Setelah mamanya meninggal karena kecelakaan. Maura yang saat itu masih berusia delapan tahun, terpaksa menyetujui keinginan ayahnya untuk membangun keluarga baru yang utuh untuknya. Armand memutuskan menikahi sekretarisnya yang berstatus janda beranak satu.

Semua berjalan normal di tahun-tahun awal pernikahan. Namun, semua berubah drastis ketika Maura dan Amelia beranjak dewasa. Dari segi fisik dan kualitas otak, Amelia jauh tertinggal di belakang. Membuat Amelia beberapa kali harus kecewa karena pria yang disukainya secara kebetulan menyukai Maura dan ditolak oleh adik tirinya.

Luka yang tak berdarah.

Walau sering berselisih, dalam lubuk hatinya, Maura tulus menyayangi Amelia dan menganggapnya saudara.

“Kak, maaf aku telat,” kata Maura sambil menata napasnya yang tersengal.

“Tau diri dikit, lah, Ra! Bedakan urusan kerja dan pribadi! Aku masih tetap kakakmu, walau jabatanku jauh di bawahmu!” Amel mulai mengomel.

“Bisa gak, kita gak usah membahas masalah kerjaan? Kalau Kakak mau, aku akan bilang ke Papa untuk menukar posisi kita,” ujar Maura berusaha meredakan emosi Amel yang kurang tepat menurutnya.

“Halah! Nggak usah cari muka. Sok baik. Kalau memang mau tukar posisi, kenapa gak dari awal mulai kerja aja kamu bilang ke Papa. Sok, perhatian!” ucap Amel, makin tinggi nada bicaranya.

“Pelankan suaramu! Banyak orang yang melihat ke arah kita. Oke! Kakak mau bicara apa? Kalau hanya mau bertengkar, mending kita pulang aja,” jawab Maura mulai sebal.

“Oke! Aku minta maaf, Ra. Nih, minum dulu jusnya.” Amel menyodorkan jus jeruk yang sudah dipesan tadi.

Karena haus sehabis berlari, dilanjutkan berdebat, Maura meminum habis jusnya tanpa ada rasa curiga. Di seberang meja, Amel memperhatikan sambil tersenyum sinis. Di balik meja bar, seorang pria melihat adegan itu dengan perasaan yang campur aduk.

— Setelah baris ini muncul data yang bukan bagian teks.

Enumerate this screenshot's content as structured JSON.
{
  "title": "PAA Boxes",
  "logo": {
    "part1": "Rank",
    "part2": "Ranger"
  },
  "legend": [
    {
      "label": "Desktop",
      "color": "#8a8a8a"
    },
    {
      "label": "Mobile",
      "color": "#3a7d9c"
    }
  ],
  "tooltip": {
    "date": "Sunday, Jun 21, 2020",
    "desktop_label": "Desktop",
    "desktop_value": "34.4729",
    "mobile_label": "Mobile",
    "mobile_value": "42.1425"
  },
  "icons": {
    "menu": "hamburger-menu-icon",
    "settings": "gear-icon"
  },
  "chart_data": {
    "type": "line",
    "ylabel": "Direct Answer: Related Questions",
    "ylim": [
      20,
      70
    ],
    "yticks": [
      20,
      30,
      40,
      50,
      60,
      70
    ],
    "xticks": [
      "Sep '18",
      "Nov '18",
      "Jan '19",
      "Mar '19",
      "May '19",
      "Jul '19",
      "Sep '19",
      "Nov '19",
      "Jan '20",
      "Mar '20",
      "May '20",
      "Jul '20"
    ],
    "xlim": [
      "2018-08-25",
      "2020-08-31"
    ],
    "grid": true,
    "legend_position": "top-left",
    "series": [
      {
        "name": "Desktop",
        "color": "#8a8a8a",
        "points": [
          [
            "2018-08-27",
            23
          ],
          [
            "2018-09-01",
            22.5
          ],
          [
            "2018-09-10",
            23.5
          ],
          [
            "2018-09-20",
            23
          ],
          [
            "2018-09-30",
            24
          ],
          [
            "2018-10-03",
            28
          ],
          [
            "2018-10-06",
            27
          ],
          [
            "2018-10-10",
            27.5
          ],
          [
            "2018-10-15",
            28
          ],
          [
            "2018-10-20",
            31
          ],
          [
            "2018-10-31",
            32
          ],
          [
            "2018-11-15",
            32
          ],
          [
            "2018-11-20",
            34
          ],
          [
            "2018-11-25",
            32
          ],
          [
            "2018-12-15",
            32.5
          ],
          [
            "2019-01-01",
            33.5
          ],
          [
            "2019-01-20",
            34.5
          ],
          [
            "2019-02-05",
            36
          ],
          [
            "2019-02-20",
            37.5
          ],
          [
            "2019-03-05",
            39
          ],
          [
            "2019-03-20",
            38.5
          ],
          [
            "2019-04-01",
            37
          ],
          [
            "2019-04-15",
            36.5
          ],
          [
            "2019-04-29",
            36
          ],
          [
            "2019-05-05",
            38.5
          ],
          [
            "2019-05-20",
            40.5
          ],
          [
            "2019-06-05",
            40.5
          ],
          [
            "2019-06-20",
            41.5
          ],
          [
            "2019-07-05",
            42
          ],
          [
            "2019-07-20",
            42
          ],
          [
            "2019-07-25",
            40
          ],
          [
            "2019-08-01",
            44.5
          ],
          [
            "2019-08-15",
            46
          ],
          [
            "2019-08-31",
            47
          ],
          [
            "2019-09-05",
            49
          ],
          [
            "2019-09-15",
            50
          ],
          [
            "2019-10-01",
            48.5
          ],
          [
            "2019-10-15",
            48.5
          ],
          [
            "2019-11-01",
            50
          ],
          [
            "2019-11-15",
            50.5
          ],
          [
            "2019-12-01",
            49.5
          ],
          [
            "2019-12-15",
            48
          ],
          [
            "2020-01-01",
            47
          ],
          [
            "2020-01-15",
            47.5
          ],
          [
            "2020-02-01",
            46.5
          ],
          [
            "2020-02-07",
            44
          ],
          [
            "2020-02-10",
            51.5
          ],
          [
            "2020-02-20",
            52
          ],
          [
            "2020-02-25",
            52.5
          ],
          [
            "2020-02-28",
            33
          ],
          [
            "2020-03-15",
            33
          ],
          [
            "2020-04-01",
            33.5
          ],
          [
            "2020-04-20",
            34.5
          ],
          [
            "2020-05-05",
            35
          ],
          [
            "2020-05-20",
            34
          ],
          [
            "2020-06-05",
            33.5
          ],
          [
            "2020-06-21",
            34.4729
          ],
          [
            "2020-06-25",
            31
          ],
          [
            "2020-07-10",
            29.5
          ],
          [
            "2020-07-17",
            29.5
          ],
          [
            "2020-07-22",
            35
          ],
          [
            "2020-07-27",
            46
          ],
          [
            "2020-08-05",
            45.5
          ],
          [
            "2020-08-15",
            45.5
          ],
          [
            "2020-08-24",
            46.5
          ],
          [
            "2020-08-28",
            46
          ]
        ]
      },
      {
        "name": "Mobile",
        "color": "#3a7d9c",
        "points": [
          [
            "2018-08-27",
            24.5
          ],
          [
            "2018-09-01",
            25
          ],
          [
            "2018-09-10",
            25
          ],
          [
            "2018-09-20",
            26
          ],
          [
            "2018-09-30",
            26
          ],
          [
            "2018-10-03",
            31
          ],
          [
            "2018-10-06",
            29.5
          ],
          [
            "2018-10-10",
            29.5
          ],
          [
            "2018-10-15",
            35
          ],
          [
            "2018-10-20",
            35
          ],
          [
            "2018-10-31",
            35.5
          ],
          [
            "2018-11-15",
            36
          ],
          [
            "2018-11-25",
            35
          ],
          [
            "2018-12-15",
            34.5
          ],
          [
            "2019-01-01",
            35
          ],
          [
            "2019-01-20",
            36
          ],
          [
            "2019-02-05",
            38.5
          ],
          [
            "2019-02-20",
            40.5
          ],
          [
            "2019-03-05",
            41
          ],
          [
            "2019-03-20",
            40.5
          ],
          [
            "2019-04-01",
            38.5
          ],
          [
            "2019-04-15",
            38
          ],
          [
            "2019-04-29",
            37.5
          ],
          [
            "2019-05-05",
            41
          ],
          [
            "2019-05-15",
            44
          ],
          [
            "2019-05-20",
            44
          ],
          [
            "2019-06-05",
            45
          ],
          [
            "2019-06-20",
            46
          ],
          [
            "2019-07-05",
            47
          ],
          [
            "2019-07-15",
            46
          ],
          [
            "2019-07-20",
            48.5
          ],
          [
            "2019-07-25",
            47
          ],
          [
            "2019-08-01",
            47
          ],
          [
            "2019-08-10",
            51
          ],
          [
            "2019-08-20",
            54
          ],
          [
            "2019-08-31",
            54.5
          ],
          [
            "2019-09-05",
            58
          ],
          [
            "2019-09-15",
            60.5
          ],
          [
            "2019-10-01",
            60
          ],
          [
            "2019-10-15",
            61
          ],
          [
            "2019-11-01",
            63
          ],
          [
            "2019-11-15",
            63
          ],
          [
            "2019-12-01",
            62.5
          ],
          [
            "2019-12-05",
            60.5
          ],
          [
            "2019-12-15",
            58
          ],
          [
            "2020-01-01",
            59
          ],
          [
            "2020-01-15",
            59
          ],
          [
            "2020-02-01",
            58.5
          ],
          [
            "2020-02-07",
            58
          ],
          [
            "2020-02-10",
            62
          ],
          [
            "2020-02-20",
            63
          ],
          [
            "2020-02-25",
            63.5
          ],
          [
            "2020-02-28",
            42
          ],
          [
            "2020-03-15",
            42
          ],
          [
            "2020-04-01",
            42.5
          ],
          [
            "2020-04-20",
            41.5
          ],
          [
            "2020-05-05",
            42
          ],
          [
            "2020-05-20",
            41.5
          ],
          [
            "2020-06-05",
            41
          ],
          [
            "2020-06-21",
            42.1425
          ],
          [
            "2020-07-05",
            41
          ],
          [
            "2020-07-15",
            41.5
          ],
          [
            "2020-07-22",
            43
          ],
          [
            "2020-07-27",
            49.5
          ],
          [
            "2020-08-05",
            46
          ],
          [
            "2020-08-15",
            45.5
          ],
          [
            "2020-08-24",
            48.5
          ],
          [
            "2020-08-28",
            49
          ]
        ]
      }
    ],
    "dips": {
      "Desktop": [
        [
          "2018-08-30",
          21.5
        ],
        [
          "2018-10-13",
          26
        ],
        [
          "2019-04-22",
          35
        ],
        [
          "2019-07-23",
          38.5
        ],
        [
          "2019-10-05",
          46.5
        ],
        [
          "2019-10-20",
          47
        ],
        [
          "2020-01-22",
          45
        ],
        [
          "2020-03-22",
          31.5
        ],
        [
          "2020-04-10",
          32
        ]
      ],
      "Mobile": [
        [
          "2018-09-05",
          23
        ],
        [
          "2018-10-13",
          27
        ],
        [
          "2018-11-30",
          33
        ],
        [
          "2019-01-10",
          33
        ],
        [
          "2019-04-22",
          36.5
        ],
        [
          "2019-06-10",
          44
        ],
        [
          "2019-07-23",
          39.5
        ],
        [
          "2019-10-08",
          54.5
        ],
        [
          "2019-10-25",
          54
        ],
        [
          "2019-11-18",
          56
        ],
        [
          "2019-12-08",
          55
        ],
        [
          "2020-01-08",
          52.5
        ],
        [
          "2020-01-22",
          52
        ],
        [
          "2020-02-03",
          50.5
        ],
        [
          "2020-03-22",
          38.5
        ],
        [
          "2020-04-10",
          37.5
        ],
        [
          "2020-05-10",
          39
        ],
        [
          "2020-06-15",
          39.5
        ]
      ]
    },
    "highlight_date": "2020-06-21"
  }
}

Setelah jus habis, Amel memulai obrolan dengan suasana yang berbeda. Menanyakan kemajuan proyek yang sedang Maura tangani, membahas tentang hal-hal yang tidak penting, tidak seperti yang dikatakan di telepon tadi sore.

Maura mulai menguap. “Kak, hal penting apa yang ingin Kakak sampaikan? Aku ngantuk, nih,” ujarnya seraya menguap lagi.

Amelia tersenyum melihat Maura sudah hampir tertidur. “Oh, iya, sampai lupa mau bahas apa. Sebaiknya, kita pulang aja, Ra. Kayaknya kamu capek banget. Kamu bareng mobil Kakak aja, ya?” ajak Amel. Namun, yang diajak bicara sudah lebih dahulu menjatuhkan kepalanya di meja café. Maura tertidur.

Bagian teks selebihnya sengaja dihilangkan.